Study on the Kinetics of Plant Oil Asphalt Pyrolysis Using Thermogravimetry and the Distributed Activation Energy Model

Abstract

Plant oil asphalt (POA) is a new concerned lipid-based residue biomass generated from the oleochemical industry. In this work, the pyrolysis kinetics of POA was studied by thermogravimetric analysis at heating rates of 7, 10, 20, and 30 K min–1 under a nitrogen atmosphere using the distributed activation energy model (DAEM). The kinetic parameters, including the activation energy E, distribution function of activation energy f(E), and pre-exponential factor k0, were obtained.
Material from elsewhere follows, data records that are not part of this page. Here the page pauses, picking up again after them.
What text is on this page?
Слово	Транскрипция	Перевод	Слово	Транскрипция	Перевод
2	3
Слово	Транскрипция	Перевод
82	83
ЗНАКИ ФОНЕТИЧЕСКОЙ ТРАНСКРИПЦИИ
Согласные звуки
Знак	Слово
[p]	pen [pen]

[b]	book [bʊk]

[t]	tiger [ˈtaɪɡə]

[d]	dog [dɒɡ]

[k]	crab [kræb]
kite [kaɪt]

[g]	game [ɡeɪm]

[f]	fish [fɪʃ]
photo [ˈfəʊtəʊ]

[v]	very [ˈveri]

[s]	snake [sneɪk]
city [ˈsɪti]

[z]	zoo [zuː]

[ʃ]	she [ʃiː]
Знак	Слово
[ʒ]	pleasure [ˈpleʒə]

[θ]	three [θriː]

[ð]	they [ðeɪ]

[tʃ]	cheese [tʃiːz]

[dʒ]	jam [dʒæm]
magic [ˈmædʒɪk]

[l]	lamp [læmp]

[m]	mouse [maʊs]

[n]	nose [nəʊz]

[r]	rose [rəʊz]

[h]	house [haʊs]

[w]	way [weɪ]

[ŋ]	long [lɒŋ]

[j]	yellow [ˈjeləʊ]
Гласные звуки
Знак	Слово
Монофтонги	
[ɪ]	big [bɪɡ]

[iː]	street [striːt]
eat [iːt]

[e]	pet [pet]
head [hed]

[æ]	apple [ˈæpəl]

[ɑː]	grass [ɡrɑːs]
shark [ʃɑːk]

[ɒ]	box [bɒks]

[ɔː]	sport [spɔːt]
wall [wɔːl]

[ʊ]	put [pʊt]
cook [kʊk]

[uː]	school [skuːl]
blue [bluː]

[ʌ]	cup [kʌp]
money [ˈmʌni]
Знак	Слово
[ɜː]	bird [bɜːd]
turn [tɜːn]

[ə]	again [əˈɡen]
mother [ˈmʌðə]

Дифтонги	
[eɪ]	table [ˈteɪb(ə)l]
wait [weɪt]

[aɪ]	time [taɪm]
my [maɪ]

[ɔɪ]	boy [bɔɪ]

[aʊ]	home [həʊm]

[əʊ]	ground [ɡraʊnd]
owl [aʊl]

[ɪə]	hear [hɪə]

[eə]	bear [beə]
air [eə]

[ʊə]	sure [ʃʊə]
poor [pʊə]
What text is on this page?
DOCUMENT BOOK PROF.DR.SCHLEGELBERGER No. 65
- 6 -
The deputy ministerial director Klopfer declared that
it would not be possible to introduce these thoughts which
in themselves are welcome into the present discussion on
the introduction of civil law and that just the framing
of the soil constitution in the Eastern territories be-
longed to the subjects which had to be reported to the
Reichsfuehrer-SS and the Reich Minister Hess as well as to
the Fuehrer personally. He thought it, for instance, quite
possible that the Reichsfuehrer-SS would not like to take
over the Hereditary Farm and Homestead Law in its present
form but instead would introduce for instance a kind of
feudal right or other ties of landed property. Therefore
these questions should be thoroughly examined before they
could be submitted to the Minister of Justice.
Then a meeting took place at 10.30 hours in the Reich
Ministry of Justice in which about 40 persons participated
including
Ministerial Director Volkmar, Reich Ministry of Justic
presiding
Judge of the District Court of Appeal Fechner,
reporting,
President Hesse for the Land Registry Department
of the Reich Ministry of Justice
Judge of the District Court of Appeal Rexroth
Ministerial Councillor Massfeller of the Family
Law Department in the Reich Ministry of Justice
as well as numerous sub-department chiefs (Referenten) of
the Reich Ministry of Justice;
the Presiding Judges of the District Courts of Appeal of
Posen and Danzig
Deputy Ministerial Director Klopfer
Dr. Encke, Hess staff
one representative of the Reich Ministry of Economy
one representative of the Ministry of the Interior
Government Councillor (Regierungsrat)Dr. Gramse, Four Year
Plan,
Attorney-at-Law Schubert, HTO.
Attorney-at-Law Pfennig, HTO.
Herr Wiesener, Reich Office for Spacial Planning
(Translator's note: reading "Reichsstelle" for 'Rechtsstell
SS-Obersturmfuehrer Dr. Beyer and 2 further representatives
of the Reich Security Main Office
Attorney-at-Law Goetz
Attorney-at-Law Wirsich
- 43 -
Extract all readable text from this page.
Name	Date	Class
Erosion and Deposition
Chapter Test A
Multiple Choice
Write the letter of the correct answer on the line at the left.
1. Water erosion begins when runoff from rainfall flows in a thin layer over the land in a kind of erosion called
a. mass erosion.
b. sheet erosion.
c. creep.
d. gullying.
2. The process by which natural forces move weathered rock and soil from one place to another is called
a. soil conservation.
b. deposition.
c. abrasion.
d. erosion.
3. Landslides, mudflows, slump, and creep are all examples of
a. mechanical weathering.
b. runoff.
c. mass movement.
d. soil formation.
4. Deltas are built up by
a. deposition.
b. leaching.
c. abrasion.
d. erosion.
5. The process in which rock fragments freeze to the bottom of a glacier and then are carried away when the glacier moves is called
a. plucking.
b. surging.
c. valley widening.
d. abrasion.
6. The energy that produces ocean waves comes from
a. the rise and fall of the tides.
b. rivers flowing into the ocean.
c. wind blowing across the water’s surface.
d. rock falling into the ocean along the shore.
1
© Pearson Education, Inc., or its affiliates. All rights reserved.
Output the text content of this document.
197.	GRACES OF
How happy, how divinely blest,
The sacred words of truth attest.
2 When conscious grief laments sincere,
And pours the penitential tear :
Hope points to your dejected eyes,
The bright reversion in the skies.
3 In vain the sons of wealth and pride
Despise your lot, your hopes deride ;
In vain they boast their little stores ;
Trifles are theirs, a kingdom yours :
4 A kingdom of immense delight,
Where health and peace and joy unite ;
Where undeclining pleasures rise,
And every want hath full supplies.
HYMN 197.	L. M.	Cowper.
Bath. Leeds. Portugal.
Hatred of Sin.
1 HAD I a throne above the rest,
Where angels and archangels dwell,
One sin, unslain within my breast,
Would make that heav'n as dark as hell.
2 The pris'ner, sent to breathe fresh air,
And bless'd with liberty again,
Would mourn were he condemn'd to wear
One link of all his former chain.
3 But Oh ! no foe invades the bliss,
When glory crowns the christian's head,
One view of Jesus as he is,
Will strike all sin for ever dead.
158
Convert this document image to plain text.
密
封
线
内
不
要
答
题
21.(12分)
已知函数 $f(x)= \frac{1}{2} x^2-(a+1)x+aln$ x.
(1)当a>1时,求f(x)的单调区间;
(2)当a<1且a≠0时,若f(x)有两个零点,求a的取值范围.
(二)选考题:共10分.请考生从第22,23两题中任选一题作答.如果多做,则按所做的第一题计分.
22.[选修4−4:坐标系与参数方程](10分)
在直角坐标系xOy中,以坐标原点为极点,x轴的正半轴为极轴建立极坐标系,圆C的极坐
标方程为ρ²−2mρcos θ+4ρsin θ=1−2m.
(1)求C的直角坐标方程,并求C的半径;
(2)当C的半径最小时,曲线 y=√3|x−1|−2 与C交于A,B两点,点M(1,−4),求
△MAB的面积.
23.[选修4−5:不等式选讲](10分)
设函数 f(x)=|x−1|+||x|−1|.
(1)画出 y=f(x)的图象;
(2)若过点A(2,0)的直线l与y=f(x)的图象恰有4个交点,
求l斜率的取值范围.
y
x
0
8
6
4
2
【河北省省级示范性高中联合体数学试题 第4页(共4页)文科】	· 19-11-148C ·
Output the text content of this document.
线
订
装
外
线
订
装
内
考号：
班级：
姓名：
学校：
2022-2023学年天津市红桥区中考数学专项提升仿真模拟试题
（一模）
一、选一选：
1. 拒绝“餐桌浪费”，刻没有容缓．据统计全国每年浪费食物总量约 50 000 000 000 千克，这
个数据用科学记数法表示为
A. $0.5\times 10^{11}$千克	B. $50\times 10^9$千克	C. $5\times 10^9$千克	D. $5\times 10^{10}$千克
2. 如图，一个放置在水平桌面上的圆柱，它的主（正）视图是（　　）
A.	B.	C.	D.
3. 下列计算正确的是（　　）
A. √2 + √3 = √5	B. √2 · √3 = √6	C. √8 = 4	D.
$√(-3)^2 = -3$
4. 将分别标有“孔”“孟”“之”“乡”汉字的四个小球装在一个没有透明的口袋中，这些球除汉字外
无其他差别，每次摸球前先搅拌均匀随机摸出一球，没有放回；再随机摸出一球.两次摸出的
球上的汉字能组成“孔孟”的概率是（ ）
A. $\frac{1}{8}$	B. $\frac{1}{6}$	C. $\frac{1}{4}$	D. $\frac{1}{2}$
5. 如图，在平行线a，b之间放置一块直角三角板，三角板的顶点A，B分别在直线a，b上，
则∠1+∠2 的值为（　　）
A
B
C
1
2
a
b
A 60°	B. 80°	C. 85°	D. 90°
The activation energy E ranged from 75 to 300 kJ mol–1, and the f(E) curve showed a broad peak around 155–200 kJ mol–1. The linear relationship between ln k0 and activation energy E indicated that there existed a kinetic compensation effect in pyrolysis of POA. A double-Gaussian DAEM was employed for simulation of POA pyrolysis by assuming POA as a mixture of two pseudo-components. In comparison to the single-Gaussian DAEM, the double-Gaussian DAEM was better to predict the pyrolysis behavior of POA. This work validated the applicability of the double-Gaussian DAEM to the lipid-based material POA.